Skull fragment discovered in the North Sea is the oldest human bone discovered underwater
Scientists, including a member of the Ancient Human Occupation of Britain (AHOB) project, have identified a fragment of Neanderthal skull in sediments extracted from the bottom of the North Sea, according to research announced today. The skull fragment, which belonged to a young adult male, was found among animal remains and artefacts dredged up 15 kilometres off the coast of the Netherlands. The animal fossils date from the late Pleistocene (130,000–12,000 yrs ago) and the artefacts include flakes and small handaxes, like those associated with Neanderthals from about 60,000 years ago.

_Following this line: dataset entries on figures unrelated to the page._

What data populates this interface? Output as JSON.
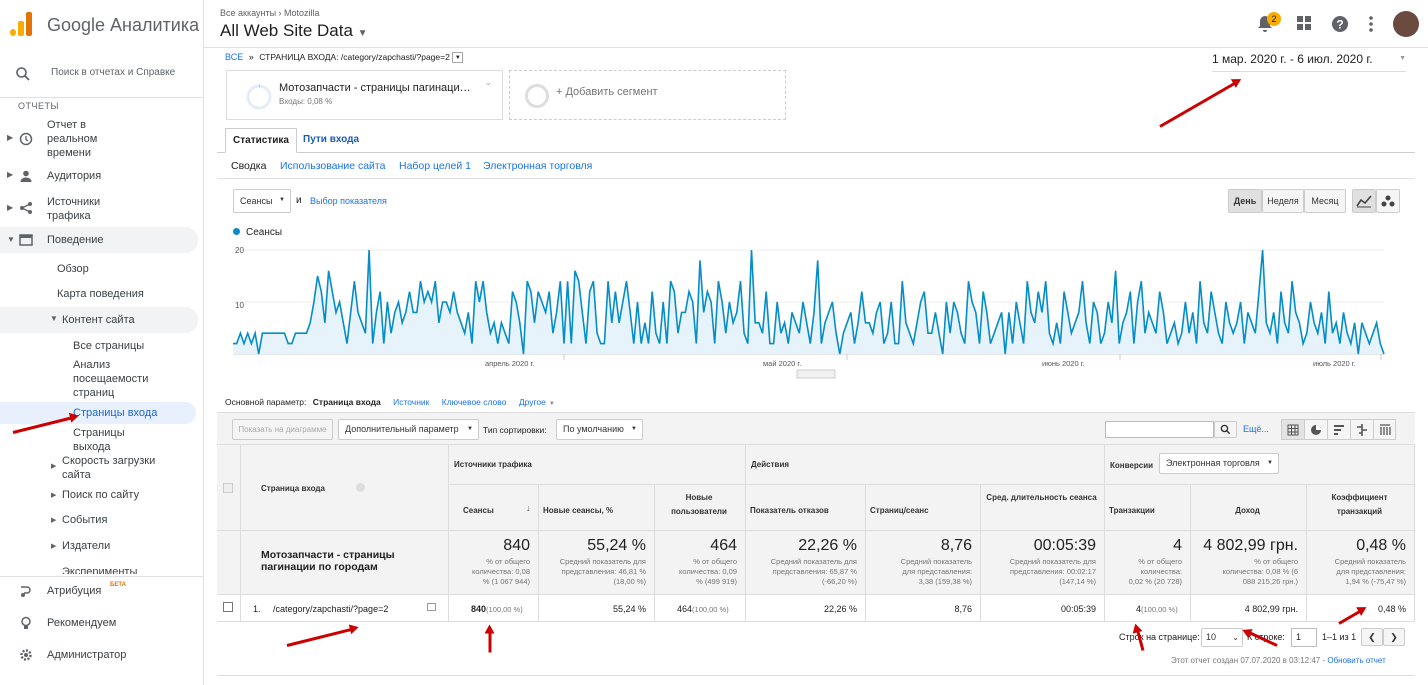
{
  "app": {
    "brand": "Google Аналитика",
    "breadcrumb": "Все аккаунты › Motozilla",
    "view_title": "All Web Site Data",
    "notif_count": "2"
  },
  "sidebar": {
    "search_placeholder": "Поиск в отчетах и Справке",
    "section": "ОТЧЕТЫ",
    "items": [
      {
        "label": "Отчет в реальном времени"
      },
      {
        "label": "Аудитория"
      },
      {
        "label": "Источники трафика"
      },
      {
        "label": "Поведение"
      }
    ],
    "behavior": {
      "overview": "Обзор",
      "flow": "Карта поведения",
      "content": "Контент сайта",
      "all_pages": "Все страницы",
      "landing_analysis": "Анализ посещаемости страниц",
      "landing": "Страницы входа",
      "exit": "Страницы выхода",
      "speed": "Скорость загрузки сайта",
      "search": "Поиск по сайту",
      "events": "События",
      "publishers": "Издатели",
      "experiments": "Эксперименты"
    },
    "bottom": [
      {
        "label": "Атрибуция",
        "badge": "БЕТА"
      },
      {
        "label": "Рекомендуем"
      },
      {
        "label": "Администратор"
      }
    ]
  },
  "report": {
    "breadcrumb_all": "ВСЕ",
    "breadcrumb_sep": "»",
    "breadcrumb_cur": "СТРАНИЦА ВХОДА: /category/zapchasti/?page=2",
    "date_range": "1 мар. 2020 г. - 6 июл. 2020 г.",
    "segment_name": "Мотозапчасти - страницы пагинаци…",
    "segment_sub": "Входы: 0,08 %",
    "add_segment": "+ Добавить сегмент",
    "tabs": [
      "Статистика",
      "Пути входа"
    ],
    "subtabs": [
      "Сводка",
      "Использование сайта",
      "Набор целей 1",
      "Электронная торговля"
    ],
    "metric_select": "Сеансы",
    "and": "и",
    "pick_metric": "Выбор показателя",
    "periods": [
      "День",
      "Неделя",
      "Месяц"
    ],
    "legend": "Сеансы",
    "primary_dim_label": "Основной параметр:",
    "primary_dims": [
      "Страница входа",
      "Источник",
      "Ключевое слово",
      "Другое"
    ],
    "plot_btn": "Показать на диаграмме",
    "secondary_dim": "Дополнительный параметр",
    "sort_type_label": "Тип сортировки:",
    "sort_type": "По умолчанию",
    "more": "Ещё...",
    "footer_note": "Этот отчет создан 07.07.2020 в 03:12:47 -",
    "refresh": "Обновить отчет",
    "pager": {
      "rows_label": "Строк на странице:",
      "rows": "10",
      "goto_label": "К строке:",
      "goto": "1",
      "range": "1–1 из 1"
    }
  },
  "chart_data": {
    "type": "area",
    "series": [
      {
        "name": "Сеансы",
        "color": "#058dc7",
        "values": [
          2,
          2,
          4,
          2,
          4,
          2,
          4,
          0,
          4,
          4,
          4,
          4,
          4,
          4,
          4,
          2,
          2,
          4,
          4,
          4,
          4,
          6,
          10,
          15,
          12,
          6,
          16,
          12,
          8,
          10,
          6,
          2,
          8,
          14,
          8,
          6,
          4,
          20,
          2,
          8,
          12,
          2,
          10,
          4,
          8,
          10,
          6,
          8,
          12,
          8,
          8,
          14,
          10,
          12,
          10,
          14,
          6,
          10,
          10,
          8,
          12,
          8,
          6,
          4,
          8,
          2,
          14,
          10,
          14,
          8,
          4,
          6,
          2,
          6,
          4,
          2,
          12,
          10,
          6,
          0,
          14,
          12,
          6,
          12,
          10,
          8,
          12,
          4,
          8,
          14,
          2,
          14,
          2,
          16,
          14,
          8,
          2,
          12,
          14,
          4,
          2,
          2,
          14,
          6,
          12,
          6,
          10,
          14,
          8,
          2,
          10,
          2,
          6,
          2,
          12,
          4,
          2,
          10,
          2,
          14,
          12,
          4,
          8,
          8,
          12,
          10,
          2,
          18,
          8,
          12,
          10,
          2,
          14,
          10,
          4,
          10,
          6,
          8,
          14,
          4,
          2,
          20,
          6,
          6,
          4,
          12,
          2,
          2,
          10,
          4,
          6,
          2,
          8,
          6,
          4,
          10,
          6,
          2,
          8,
          18,
          2,
          6,
          8,
          10,
          4,
          0,
          4,
          6,
          8,
          2,
          6,
          12,
          6,
          6,
          4,
          8,
          10,
          2,
          4,
          10,
          2,
          2,
          14,
          6,
          4,
          2,
          6,
          10,
          12,
          4,
          4,
          8,
          4,
          0,
          10,
          4,
          10,
          8,
          4,
          2,
          14,
          10,
          8,
          2,
          12,
          8,
          2,
          4,
          6,
          8,
          0,
          8,
          2,
          10,
          6,
          2,
          14,
          8,
          6,
          12,
          8,
          14,
          4,
          2,
          6,
          2,
          12,
          8,
          4,
          6,
          8,
          14,
          6,
          2,
          10,
          8,
          2,
          4,
          10,
          6,
          16,
          2,
          6,
          8,
          12,
          2,
          10,
          14,
          4,
          8,
          6,
          4,
          12,
          8,
          2,
          4,
          6,
          2,
          4,
          10,
          4,
          8,
          2,
          14,
          6,
          4,
          12,
          8,
          4,
          2,
          10,
          6,
          4,
          6,
          10,
          2,
          8,
          6,
          4,
          12,
          20,
          6,
          4,
          8,
          2,
          12,
          6,
          4,
          14,
          8,
          6,
          2,
          4,
          10,
          6,
          4,
          8,
          2,
          12,
          4,
          6,
          2,
          8,
          4,
          2,
          6,
          0,
          6,
          4,
          2,
          4,
          6,
          2,
          0
        ]
      }
    ],
    "yticks": [
      "20",
      "10"
    ],
    "ylim": [
      0,
      20
    ],
    "xticks": [
      "апрель 2020 г.",
      "май 2020 г.",
      "июнь 2020 г.",
      "июль 2020 г."
    ]
  },
  "table": {
    "headers": {
      "dim": "Страница входа",
      "group_traffic": "Источники трафика",
      "group_actions": "Действия",
      "group_conv": "Конверсии",
      "conv_select": "Электронная торговля",
      "cols": [
        "Сеансы",
        "Новые сеансы, %",
        "Новые пользователи",
        "Показатель отказов",
        "Страниц/сеанс",
        "Сред. длительность сеанса",
        "Транзакции",
        "Доход",
        "Коэффициент транзакций"
      ]
    },
    "total_label": "Мотозапчасти - страницы пагинации по городам",
    "totals": [
      {
        "v": "840",
        "s": "% от общего количества: 0,08 % (1 067 944)"
      },
      {
        "v": "55,24 %",
        "s": "Средний показатель для представления: 46,81 % (18,00 %)"
      },
      {
        "v": "464",
        "s": "% от общего количества: 0,09 % (499 919)"
      },
      {
        "v": "22,26 %",
        "s": "Средний показатель для представления: 65,87 % (-66,20 %)"
      },
      {
        "v": "8,76",
        "s": "Средний показатель для представления: 3,38 (159,38 %)"
      },
      {
        "v": "00:05:39",
        "s": "Средний показатель для представления: 00:02:17 (147,14 %)"
      },
      {
        "v": "4",
        "s": "% от общего количества: 0,02 % (20 728)"
      },
      {
        "v": "4 802,99 грн.",
        "s": "% от общего количества: 0,08 % (6 088 215,26 грн.)"
      },
      {
        "v": "0,48 %",
        "s": "Средний показатель для представления: 1,94 % (-75,47 %)"
      }
    ],
    "row": {
      "num": "1.",
      "page": "/category/zapchasti/?page=2",
      "cells": [
        "840",
        "55,24 %",
        "464",
        "22,26 %",
        "8,76",
        "00:05:39",
        "4",
        "4 802,99 грн.",
        "0,48 %"
      ],
      "pct1": "(100,00 %)",
      "pct3": "(100,00 %)",
      "pct7": "(100,00 %)"
    }
  }
}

Natural History Museum palaeontologist, Dr Chris Stringer, explains, ‘This is a very significant discovery because the skull fragment represents the first ancient human found below the sea. The North Sea is one of the world’s richest areas for mammal fossils because of its relatively shallow southern region, much of which is less than 50 metres deep. Woolly mammoth, woolly rhinoceros, horse, reindeer and other Pleistocene mammal fossils are brought ashore every year by the fishing industry and other dredging operations, and some fishermen now concentrate on collecting fossils rather than fish. Who knows what else we may find.’

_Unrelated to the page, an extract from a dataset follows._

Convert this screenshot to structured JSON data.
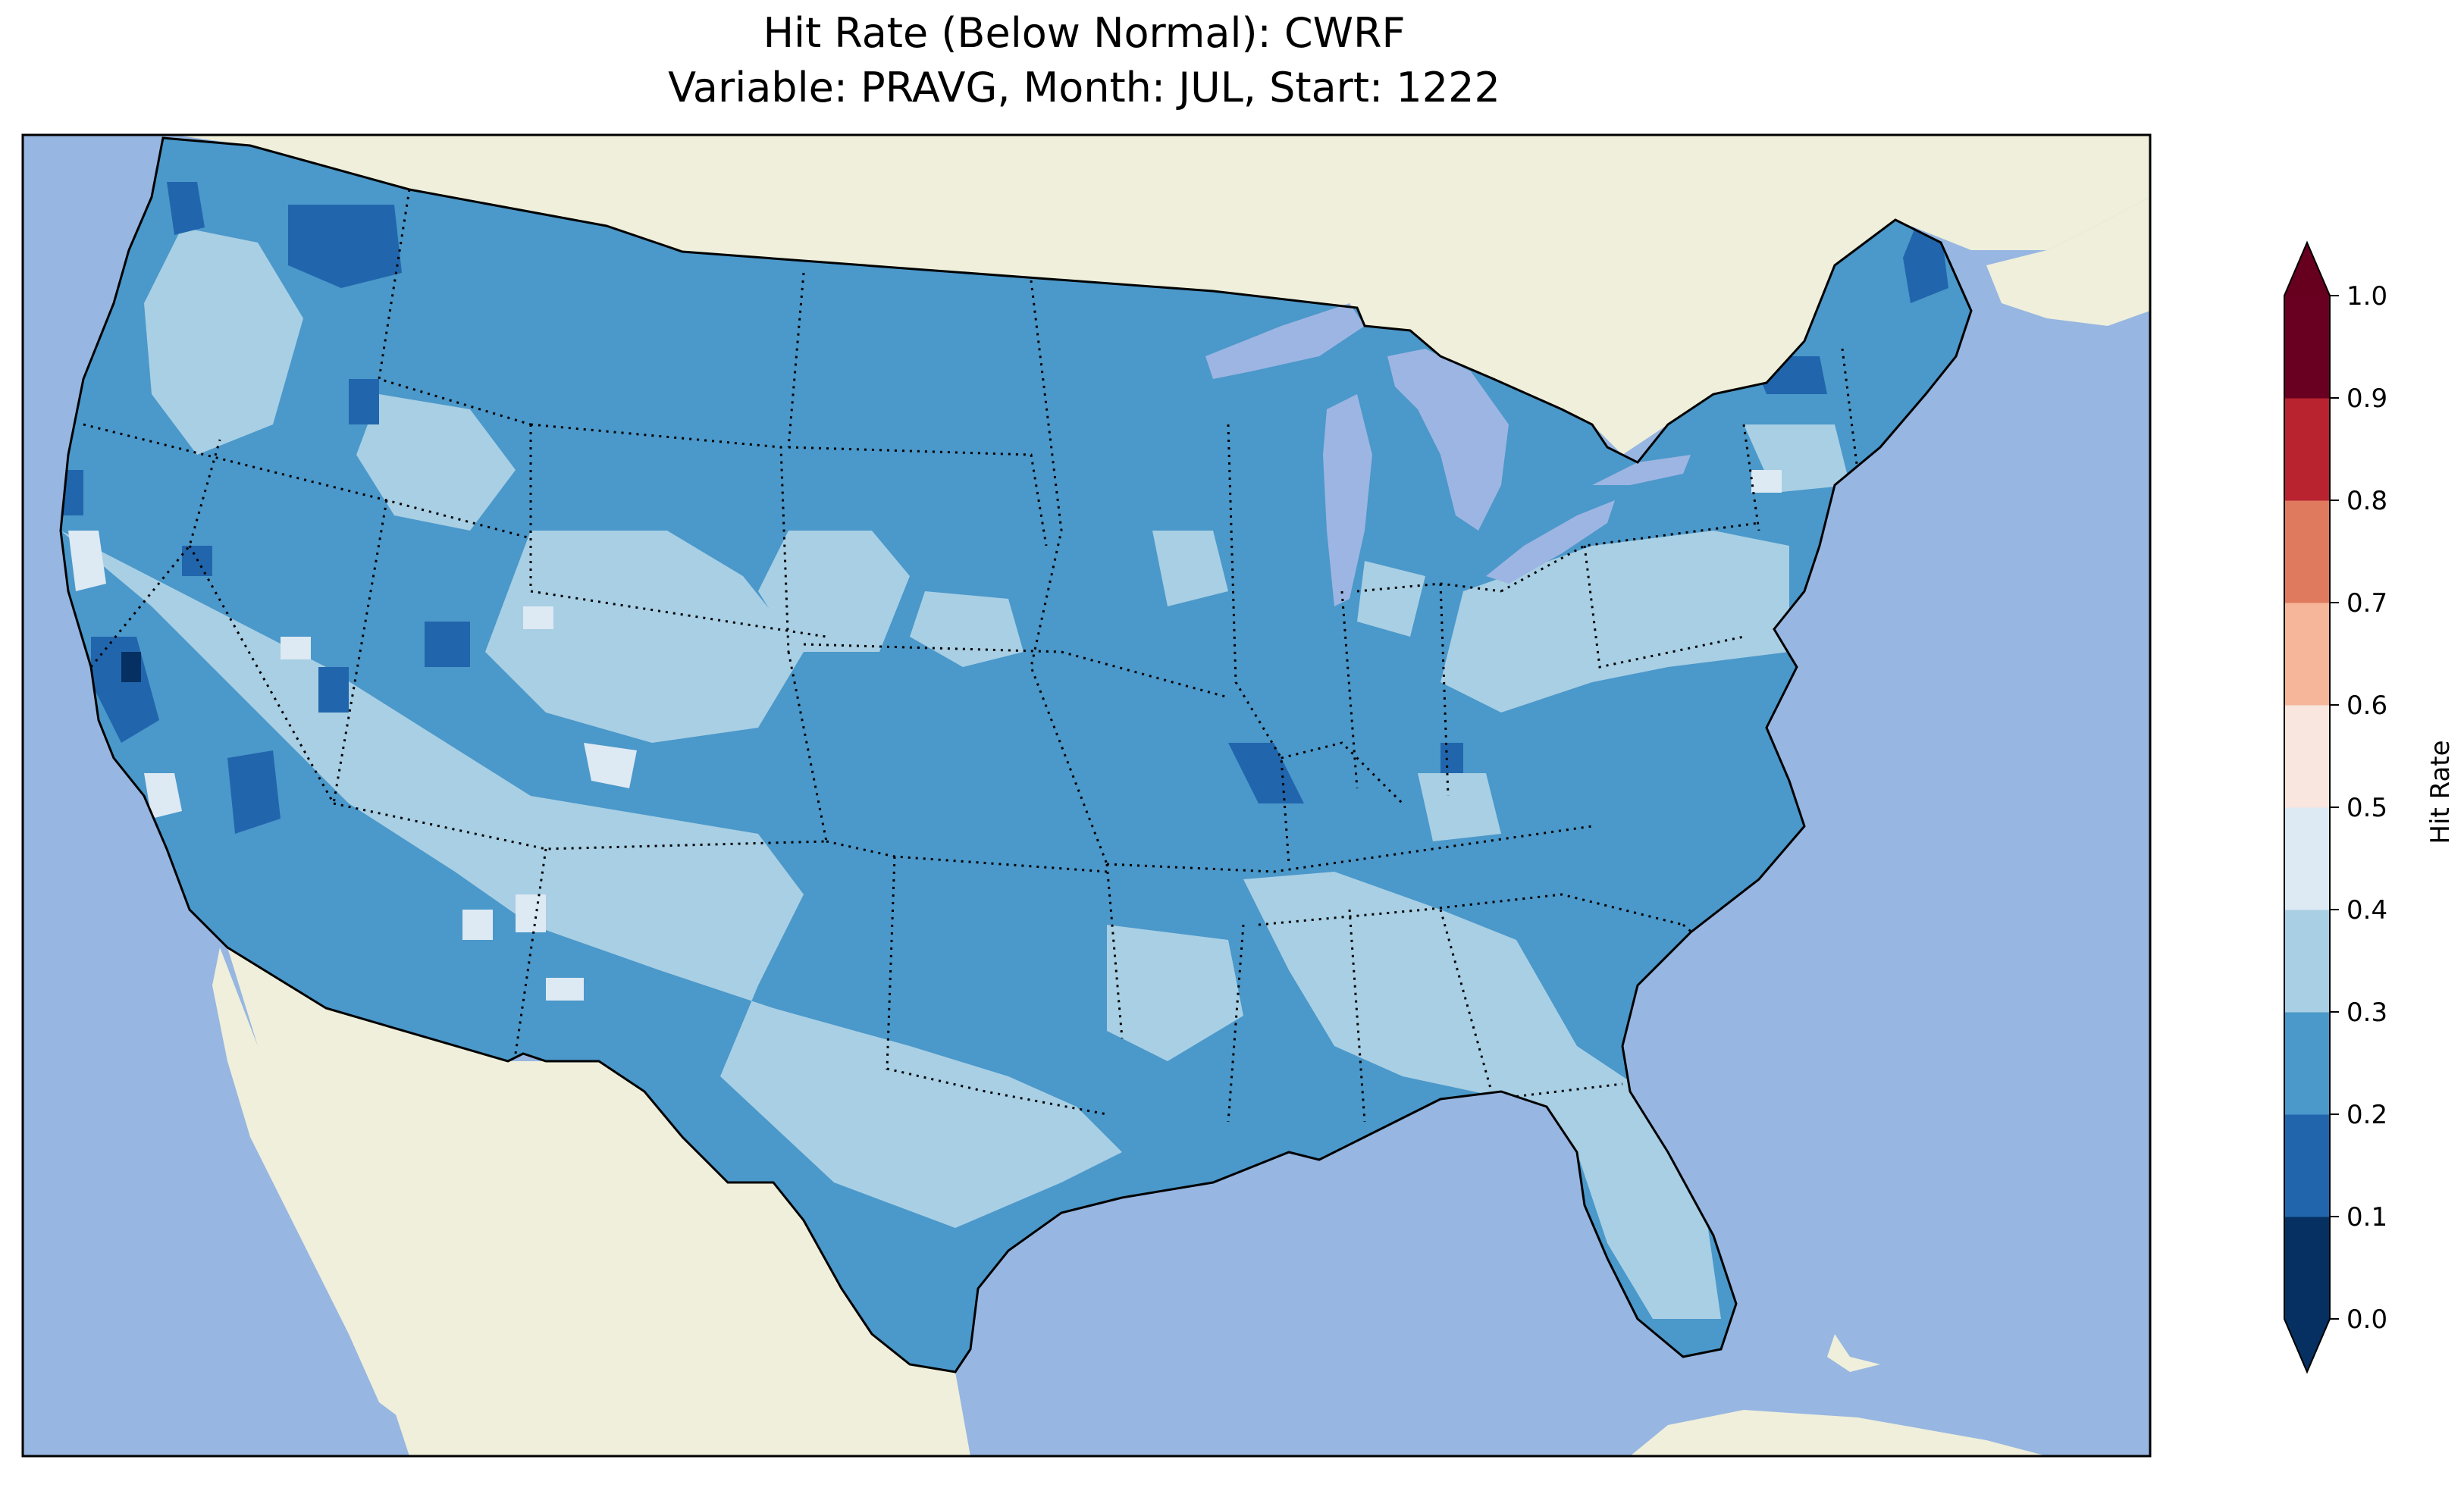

During late Pleistocene cold stages, sea levels fell as much as 100 metres, exposing areas of land that are now submerged under the North Sea. These areas were inhabited by ice age mammals such as horse, reindeer, woolly rhino and mammoth. The finds demonstrate early humans were there, too. Thousands of fossils and hundreds of artefacts have been collected by fishermen and dredgers over the last two centuries, and the Natural History Museum alone has over 100 mammoth remains from Doggerland, as the now-submerged region has become known. About 60,000 years ago, Neanderthals were crossing this region to reach Britain, where their artefacts are associated with mammoth fossils at the site of Lynford in Norfolk. And now, for the first time, fossil evidence of these Neanderthals is available.

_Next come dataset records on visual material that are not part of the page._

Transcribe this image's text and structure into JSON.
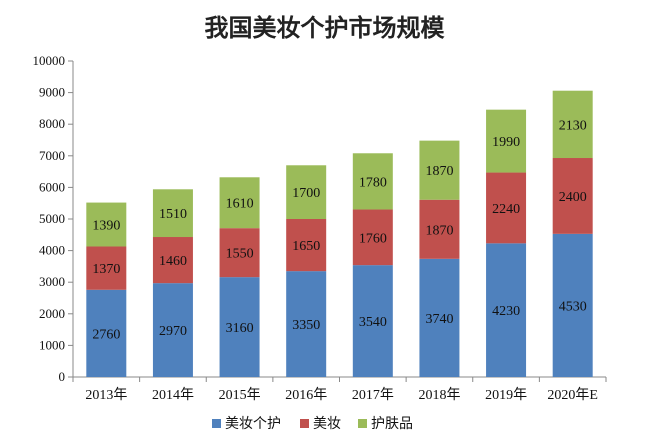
{
  "chart_data": {
    "type": "bar",
    "stacked": true,
    "title": "我国美妆个护市场规模",
    "categories": [
      "2013年",
      "2014年",
      "2015年",
      "2016年",
      "2017年",
      "2018年",
      "2019年",
      "2020年E"
    ],
    "series": [
      {
        "name": "美妆个护",
        "values": [
          2760,
          2970,
          3160,
          3350,
          3540,
          3740,
          4230,
          4530
        ],
        "color": "#4f81bd"
      },
      {
        "name": "美妆",
        "values": [
          1370,
          1460,
          1550,
          1650,
          1760,
          1870,
          2240,
          2400
        ],
        "color": "#c0504d"
      },
      {
        "name": "护肤品",
        "values": [
          1390,
          1510,
          1610,
          1700,
          1780,
          1870,
          1990,
          2130
        ],
        "color": "#9bbb59"
      }
    ],
    "ylim": [
      0,
      10000
    ],
    "yticks": [
      0,
      1000,
      2000,
      3000,
      4000,
      5000,
      6000,
      7000,
      8000,
      9000,
      10000
    ],
    "xlabel": "",
    "ylabel": "",
    "grid": false,
    "legend_position": "bottom"
  }
}
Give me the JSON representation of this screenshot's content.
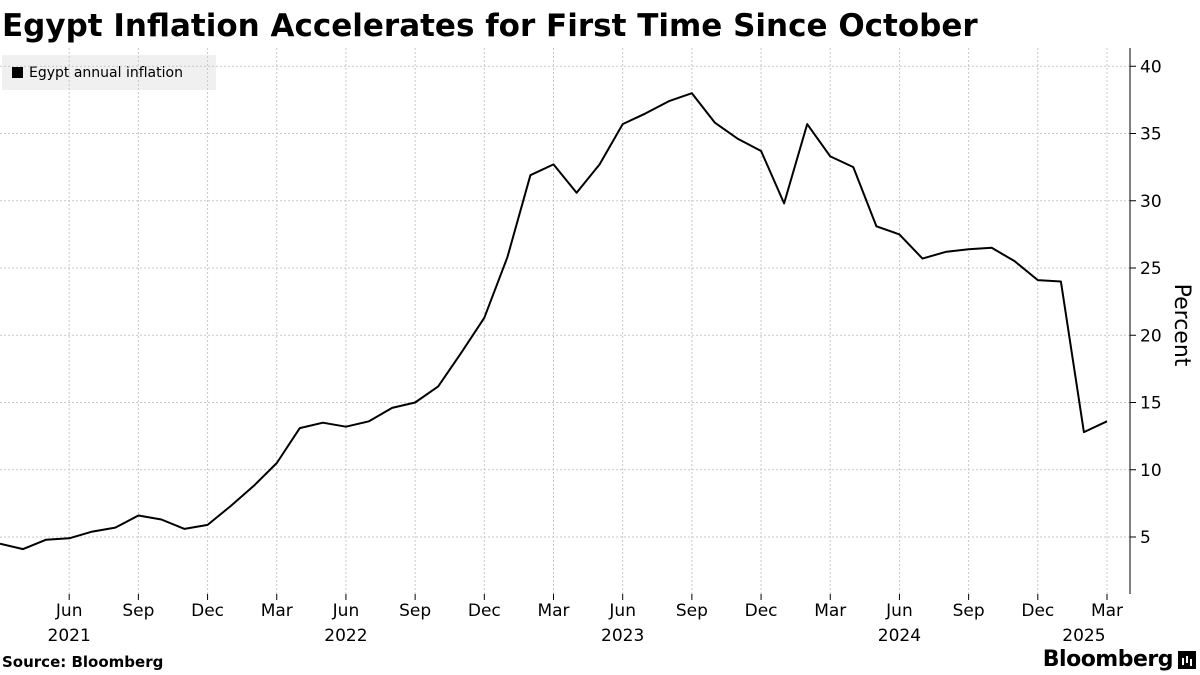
{
  "title": "Egypt Inflation Accelerates for First Time Since October",
  "source": "Source: Bloomberg",
  "brand": "Bloomberg",
  "chart_data": {
    "type": "line",
    "title": "Egypt Inflation Accelerates for First Time Since October",
    "xlabel": "",
    "ylabel": "Percent",
    "ylim": [
      0,
      41
    ],
    "yticks": [
      5,
      10,
      15,
      20,
      25,
      30,
      35,
      40
    ],
    "grid": true,
    "legend_placement": "top-left",
    "line_color": "#000000",
    "x_month_ticks": [
      {
        "date": "2021-06",
        "label": "Jun"
      },
      {
        "date": "2021-09",
        "label": "Sep"
      },
      {
        "date": "2021-12",
        "label": "Dec"
      },
      {
        "date": "2022-03",
        "label": "Mar"
      },
      {
        "date": "2022-06",
        "label": "Jun"
      },
      {
        "date": "2022-09",
        "label": "Sep"
      },
      {
        "date": "2022-12",
        "label": "Dec"
      },
      {
        "date": "2023-03",
        "label": "Mar"
      },
      {
        "date": "2023-06",
        "label": "Jun"
      },
      {
        "date": "2023-09",
        "label": "Sep"
      },
      {
        "date": "2023-12",
        "label": "Dec"
      },
      {
        "date": "2024-03",
        "label": "Mar"
      },
      {
        "date": "2024-06",
        "label": "Jun"
      },
      {
        "date": "2024-09",
        "label": "Sep"
      },
      {
        "date": "2024-12",
        "label": "Dec"
      },
      {
        "date": "2025-03",
        "label": "Mar"
      }
    ],
    "x_year_labels": [
      {
        "date": "2021-06",
        "label": "2021"
      },
      {
        "date": "2022-06",
        "label": "2022"
      },
      {
        "date": "2023-06",
        "label": "2023"
      },
      {
        "date": "2024-06",
        "label": "2024"
      },
      {
        "date": "2025-02",
        "label": "2025"
      }
    ],
    "series": [
      {
        "name": "Egypt annual inflation",
        "x": [
          "2021-03",
          "2021-04",
          "2021-05",
          "2021-06",
          "2021-07",
          "2021-08",
          "2021-09",
          "2021-10",
          "2021-11",
          "2021-12",
          "2022-01",
          "2022-02",
          "2022-03",
          "2022-04",
          "2022-05",
          "2022-06",
          "2022-07",
          "2022-08",
          "2022-09",
          "2022-10",
          "2022-11",
          "2022-12",
          "2023-01",
          "2023-02",
          "2023-03",
          "2023-04",
          "2023-05",
          "2023-06",
          "2023-07",
          "2023-08",
          "2023-09",
          "2023-10",
          "2023-11",
          "2023-12",
          "2024-01",
          "2024-02",
          "2024-03",
          "2024-04",
          "2024-05",
          "2024-06",
          "2024-07",
          "2024-08",
          "2024-09",
          "2024-10",
          "2024-11",
          "2024-12",
          "2025-01",
          "2025-02",
          "2025-03"
        ],
        "values": [
          4.5,
          4.1,
          4.8,
          4.9,
          5.4,
          5.7,
          6.6,
          6.3,
          5.6,
          5.9,
          7.3,
          8.8,
          10.5,
          13.1,
          13.5,
          13.2,
          13.6,
          14.6,
          15.0,
          16.2,
          18.7,
          21.3,
          25.8,
          31.9,
          32.7,
          30.6,
          32.7,
          35.7,
          36.5,
          37.4,
          38.0,
          35.8,
          34.6,
          33.7,
          29.8,
          35.7,
          33.3,
          32.5,
          28.1,
          27.5,
          25.7,
          26.2,
          26.4,
          26.5,
          25.5,
          24.1,
          24.0,
          12.8,
          13.6
        ]
      }
    ]
  }
}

Professor Stringer explains, ‘For most of the last half-a-million years, sea levels were significantly lower than today, and at times, substantial areas of the current North Sea were dry land. There were extensive river systems with wide river valleys, lakes and floodplains and these areas were rich habitats for large herds of herbivores and the animals that preyed on them, including early humans. Isotope analyses of this North Sea Neanderthal match other specimens in suggesting a diet dominated by meat.’